ECONOMIA
Serviços 24h encolhem na Grande João Pessoa
Apesar da expansão do turismo, abertura de serviços gastronômicos ainda é desafio para setor
Publicado em 04/01/2015 às 8:00 | Atualizado em 01/03/2024 às 12:46
Grande parte dos turistas chega em João Pessoa no período da madrugada, mas, apesar da expansão do setor, os "serviços 24 horas" comerciais encolheram nos últimos anos na cidade. Segundo a assessoria de imprensa do Aeroporto Castro Pinto, dos 19 voos regulares que acontecem diariamente, quase metade (nove) são operados apenas na madrugada. No período da alta estação, o número de voos extras cresce até 50%.
Na época de maior movimentação turística do ano, porém, esse número coincide com a falta de opções no mercado gastronômico e varejista na capital, após meia-noite.
Segundo o analista de varejo do Sebrae da Paraíba, Fábio Jorge, a falta de opções não é característica exclusiva de João Pessoa, mas o aumento do turismo poderia abrir possibilidade de elevação de oferta, principalmente na alta temporada. “É preciso fazer pesquisas com os próprios turistas para avaliar a necessidade de ampliar o horário. É questão de entender o mercado e quais são os motivos que fazem não vingar essa abertura maior, ou seja, verificar se sua atividade pode ficar aberta de madrugada e ver se a sociedade a aceita”, argumenta.
O presidente interino da Associação de Bares e Restaurantes da Paraíba (Abrasel), Paulo Amaral, pontua a pouca demanda pelos serviços gastronômicos como a principal causa para o setor não dispor de estabelecimentos 24h na capital. "Só há oferta, ou seja, um negócio aberto dessa maneira, quando se tem uma demanda. Isso é uma questão de mercado e aqui não vemos isso", esclarece. Ele frisa que a segurança representa um insumo dispendioso, que afetaria a lucratividade. Conforme Paulo, a soma de todos os restaurantes e bares associados à Abrasel em João Pessoa configura uma espécie de serviço contínuo na cidade, que iria das 10h às 2h. Em João Pessoa, Paulo não observa, em curto prazo, um serviço gastronômico que mantenha as portas abertas por 24h, mesmo no período de veraneio.

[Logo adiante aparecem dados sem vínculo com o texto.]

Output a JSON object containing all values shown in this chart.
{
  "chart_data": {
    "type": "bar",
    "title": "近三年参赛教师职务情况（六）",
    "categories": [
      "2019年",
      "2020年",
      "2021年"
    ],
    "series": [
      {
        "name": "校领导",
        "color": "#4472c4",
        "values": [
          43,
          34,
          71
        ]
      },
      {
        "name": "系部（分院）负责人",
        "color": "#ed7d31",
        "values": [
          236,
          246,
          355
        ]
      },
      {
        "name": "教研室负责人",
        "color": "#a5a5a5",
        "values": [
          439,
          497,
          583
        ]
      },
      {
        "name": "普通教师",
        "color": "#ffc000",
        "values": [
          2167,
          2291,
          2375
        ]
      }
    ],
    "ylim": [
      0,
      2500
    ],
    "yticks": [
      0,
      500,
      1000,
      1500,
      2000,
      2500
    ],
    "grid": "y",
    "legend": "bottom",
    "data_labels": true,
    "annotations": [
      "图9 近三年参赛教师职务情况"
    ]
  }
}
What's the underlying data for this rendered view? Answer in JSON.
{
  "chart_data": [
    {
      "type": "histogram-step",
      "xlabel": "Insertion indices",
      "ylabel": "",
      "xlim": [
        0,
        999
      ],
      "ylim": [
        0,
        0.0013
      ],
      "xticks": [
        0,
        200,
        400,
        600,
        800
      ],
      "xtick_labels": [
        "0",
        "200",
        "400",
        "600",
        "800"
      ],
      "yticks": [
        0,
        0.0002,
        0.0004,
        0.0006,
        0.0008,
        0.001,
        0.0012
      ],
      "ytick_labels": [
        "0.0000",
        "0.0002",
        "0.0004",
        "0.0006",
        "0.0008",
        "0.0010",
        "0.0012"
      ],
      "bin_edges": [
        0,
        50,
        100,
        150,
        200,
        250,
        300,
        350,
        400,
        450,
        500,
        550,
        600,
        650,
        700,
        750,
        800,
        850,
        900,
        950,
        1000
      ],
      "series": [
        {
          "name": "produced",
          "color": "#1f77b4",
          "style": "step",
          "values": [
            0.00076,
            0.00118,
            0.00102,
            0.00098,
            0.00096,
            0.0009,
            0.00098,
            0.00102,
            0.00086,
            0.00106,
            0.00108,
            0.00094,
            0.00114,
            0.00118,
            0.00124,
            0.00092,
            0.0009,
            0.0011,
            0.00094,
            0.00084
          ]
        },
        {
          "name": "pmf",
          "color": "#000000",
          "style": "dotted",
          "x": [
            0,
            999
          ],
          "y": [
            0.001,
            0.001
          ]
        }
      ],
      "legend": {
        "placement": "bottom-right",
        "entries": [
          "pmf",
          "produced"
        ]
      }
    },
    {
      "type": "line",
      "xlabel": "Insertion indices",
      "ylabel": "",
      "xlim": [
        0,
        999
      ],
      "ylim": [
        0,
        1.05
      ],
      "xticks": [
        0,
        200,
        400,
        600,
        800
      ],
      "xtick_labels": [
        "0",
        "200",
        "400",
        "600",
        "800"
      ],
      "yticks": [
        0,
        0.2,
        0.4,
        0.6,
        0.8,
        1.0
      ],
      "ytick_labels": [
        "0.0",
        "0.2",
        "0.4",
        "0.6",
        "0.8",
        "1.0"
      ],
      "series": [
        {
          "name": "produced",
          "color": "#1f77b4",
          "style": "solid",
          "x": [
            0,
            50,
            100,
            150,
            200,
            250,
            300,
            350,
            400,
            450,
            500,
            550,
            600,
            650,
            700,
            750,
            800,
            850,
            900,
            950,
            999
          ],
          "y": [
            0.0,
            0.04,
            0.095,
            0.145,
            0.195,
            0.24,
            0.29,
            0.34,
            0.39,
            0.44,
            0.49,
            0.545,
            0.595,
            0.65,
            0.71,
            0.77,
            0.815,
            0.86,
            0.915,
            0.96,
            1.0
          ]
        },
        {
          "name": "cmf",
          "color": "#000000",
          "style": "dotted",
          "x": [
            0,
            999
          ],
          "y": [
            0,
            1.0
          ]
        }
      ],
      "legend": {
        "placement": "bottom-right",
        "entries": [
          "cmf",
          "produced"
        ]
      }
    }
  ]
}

Quanto ao varejo de alimentação, o presidente da Associação de Supermercados da Paraíba (ASPB), Cícero Bernardo, credita também a falta de procura de consumidores na Grande João Pessoa como fator preponderante para não ver unidades do setor aberto continuamente. “A demanda não cobre o custo de estar aberto por tanto tempo. O custo é muito alto e a procura é pequena na cidade. A venda não cobriria o custo, também”, reforça.
ÚNICO 24H
Na capital, atualmente, existe um único minimercado que opera 24h. O mercadinho se chama Stop Center, no bairro do Cabo Branco. O dono do estabelecimento, Édson Marcones, contou que não “tem obstáculos” para manter o negócio aberto.
O único supermercado que funcionava continuamente em João Pessoa, o Pão de Açúcar no Retão de Manaíra, fechou devido a um incêndio em julho do ano passado. Segundo a assessoria do Grupo, as reformas começarão em dezembro, com previsão para conclusão em março de 2015. Entretanto, não foi confirmado se reabre com funcionamento 24h como anteriormente.
Para a presidente da Empresa Paraibana de Turismo (PBTur), Ruth Avelino, a falta de serviços não incomoda os turistas que chegam à cidade. Ela acredita que o comércio de bares, restaurantes e supermercados caíram quanto ao funcionamento na madrugada, mas afirma que turistas não reclamam da falta de opções. “Essa ligação do turismo com a falta desse tipo de comércio não influencia muito. Se influenciar, é um número ínfimo de turistas que reclamam”, acredita.